Parametric inference can be non-robust:

  • inaccurate if parametric assumptions are violated
  • if we rely on asymptotic results, we may not achieve an acceptable level of accuracy

Parmetric inference can be difficult:

  • derivation of sampling distribution may not be possible

An alternative is to estimate the sampling distribution of a statistic empirically without making assumptions about the form of the population.

We have seen this already with the kernel density estimate.

Non-parametric Bootstrap

The bootstrap is a resampling method invented by Brad Efron that allows one to approximate the true sampling distribution of a dataset, and thereby obtain estimates of the mean and variance of the distribution.

Bootstrap sample:

$$S_1^* = \{x_{11}^*, x_{12}^*, \ldots, x_{1n}^*\}$$

$S_i^*$ is a sample of size $n$, with replacement.

In Python, we have already seen random sampling. If we want to use NumPy for this, we can permute the column of names to obtain a sample:


In [10]:
titanic = pd.read_excel("../data/titanic.xls", "titanic")

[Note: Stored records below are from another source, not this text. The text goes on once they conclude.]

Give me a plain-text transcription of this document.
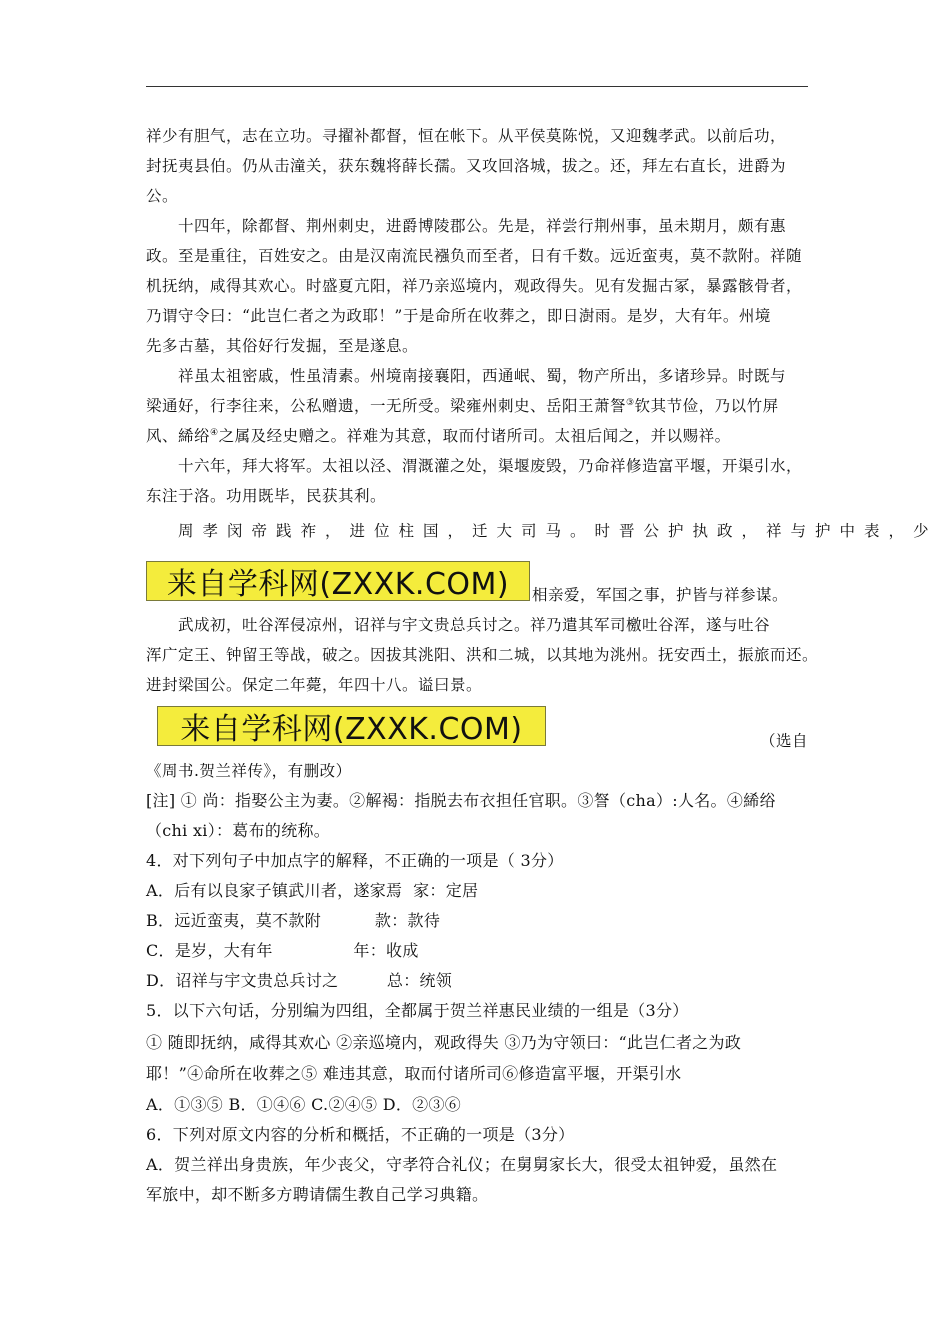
祥少有胆气，志在立功。寻擢补都督，恒在帐下。从平侯莫陈悦，又迎魏孝武。以前后功，
封抚夷县伯。仍从击潼关，获东魏将薛长孺。又攻回洛城，拔之。还，拜左右直长，进爵为
公。
十四年，除都督、荆州刺史，进爵博陵郡公。先是，祥尝行荆州事，虽未期月，颇有惠
政。至是重往，百姓安之。由是汉南流民襁负而至者，日有千数。远近蛮夷，莫不款附。祥随
机抚纳，咸得其欢心。时盛夏亢阳，祥乃亲巡境内，观政得失。见有发掘古冢，暴露骸骨者，
乃谓守令曰：“此岂仁者之为政耶！”于是命所在收葬之，即日澍雨。是岁，大有年。州境
先多古墓，其俗好行发掘，至是遂息。
祥虽太祖密戚，性虽清素。州境南接襄阳，西通岷、蜀，物产所出，多诸珍异。时既与
梁通好，行李往来，公私赠遗，一无所受。梁雍州刺史、岳阳王萧詧③钦其节俭，乃以竹屏
风、絺绤④之属及经史赠之。祥难为其意，取而付诸所司。太祖后闻之，并以赐祥。
十六年，拜大将军。太祖以泾、渭溉灌之处，渠堰废毁，乃命祥修造富平堰，开渠引水，
东注于洛。功用既毕，民获其利。
周孝闵帝践祚，进位柱国，迁大司马。时晋公护执政，祥与护中表，少
相亲爱，军国之事，护皆与祥参谋。
武成初，吐谷浑侵凉州，诏祥与宇文贵总兵讨之。祥乃遣其军司檄吐谷浑，遂与吐谷
浑广定王、钟留王等战，破之。因拔其洮阳、洪和二城，以其地为洮州。抚安西土，振旅而还。
进封梁国公。保定二年薨，年四十八。谥曰景。
（选自
《周书.贺兰祥传》，有删改）
[注] ① 尚：指娶公主为妻。②解褐：指脱去布衣担任官职。③詧（cha）:人名。④絺绤
（chi xi）：葛布的统称。
4．对下列句子中加点字的解释，不正确的一项是（ 3分）
A．后有以良家子镇武川者，遂家焉  家：定居
B．远近蛮夷，莫不款附          款：款待
C．是岁，大有年               年：收成
D．诏祥与宇文贵总兵讨之         总：统领
5．以下六句话，分别编为四组，全都属于贺兰祥惠民业绩的一组是（3分）
① 随即抚纳，咸得其欢心 ②亲巡境内，观政得失 ③乃为守领曰：“此岂仁者之为政
耶！”④命所在收葬之⑤ 难违其意，取而付诸所司⑥修造富平堰，开渠引水
A．①③⑤ B．①④⑥ C.②④⑤ D．②③⑥
6．下列对原文内容的分析和概括，不正确的一项是（3分）
A．贺兰祥出身贵族，年少丧父，守孝符合礼仪；在舅舅家长大，很受太祖钟爱，虽然在
军旅中，却不断多方聘请儒生教自己学习典籍。
来自学科网(ZXXK.COM)
来自学科网(ZXXK.COM)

np.random.permutation(titanic.name)[:5]


Out[10]:
array(['Warren, Mr. Frank Manley', 'Assaf, Mr. Gerios',
       'Robbins, Mr. Victor', 'Mallet, Mrs. Albert (Antoinette Magnin)',
       'Johnson, Mr. Alfred'], dtype=object)

Sampling is even easier in pandas; DataFrame and Series objects have sample methods that allow for sampling without the need for outside functions.


In [11]:
titanic.name.sample(n=5)


Out[11]:
917                            Karun, Mr. Franz
325              Aldworth, Mr. Charles Augustus
873    Humblen, Mr. Adolf Mathias Nicolai Olsen
657                      Baclini, Miss. Eugenie
752                        Davies, Mr. Alfred J
Name: name, dtype: object

We can use either method to generate a sample with replacement, which we can use when bootstrapping.


In [12]:
titanic.name.sample(n=5, replace=True)


Out[12]:
339                       Becker, Master. Richard F
557    Shelley, Mrs. William (Imanita Parrish Hall)
305                                 Weir, Col. John
926                               Kennedy, Mr. John
811         Ford, Mrs. Edward (Margaret Ann Watson)
Name: name, dtype: object

We regard S as an "estimate" of population P

population : sample :: sample : bootstrap sample

The idea is to generate replicate bootstrap samples:

$$S^* = \{S_1^*, S_2^*, \ldots, S_R^*\}$$

Compute statistic $t$ (estimate) for each bootstrap sample:

$$T_i^* = t(S^*)$$

Let's simulate this for estimating the mean of our sample.


In [13]:
# Sample size
n = 10
# Bootstrap replicates
R = 1000

# Original sample (n=10)
data = np.random.normal(size=n)

# 1000 bootstrap samples of size 10
s = [data[np.random.randint(0,n,n)].mean() for i in range(R)]
_ = plt.hist(s, bins=30)


Bootstrap Estimates

From our bootstrapped samples, we can extract estimates of the expectation and its variance:

$$\bar{T}^* = \hat{E}(T^*) = \frac{\sum_i T_i^*}{R}$$$$\hat{\text{Var}}(T^*) = \frac{\sum_i (T_i^* - \bar{T}^*)^2}{R-1}$$

In [14]:
boot_mean = np.sum(s)/R
boot_mean


Out[14]:
0.14990934005685289

In [15]:
boot_mean_var = ((np.array(s) - boot_mean) ** 2).sum() / (R-1)
boot_mean_var


Out[15]:
0.090223078804946011

Since we have estimated the expectation of the bootstrapped statistics, we can estimate the bias of T:

$$\hat{B}^* = \bar{T}^* - T$$

In [16]:
boot_mean - np.mean(data)


Out[16]:
-0.00029980620236338962

Bootstrap error

There are two sources of error in bootstrap estimates:

  1. Sampling error from the selection of $S$.
  2. Bootstrap error from failing to enumerate all possible bootstrap samples.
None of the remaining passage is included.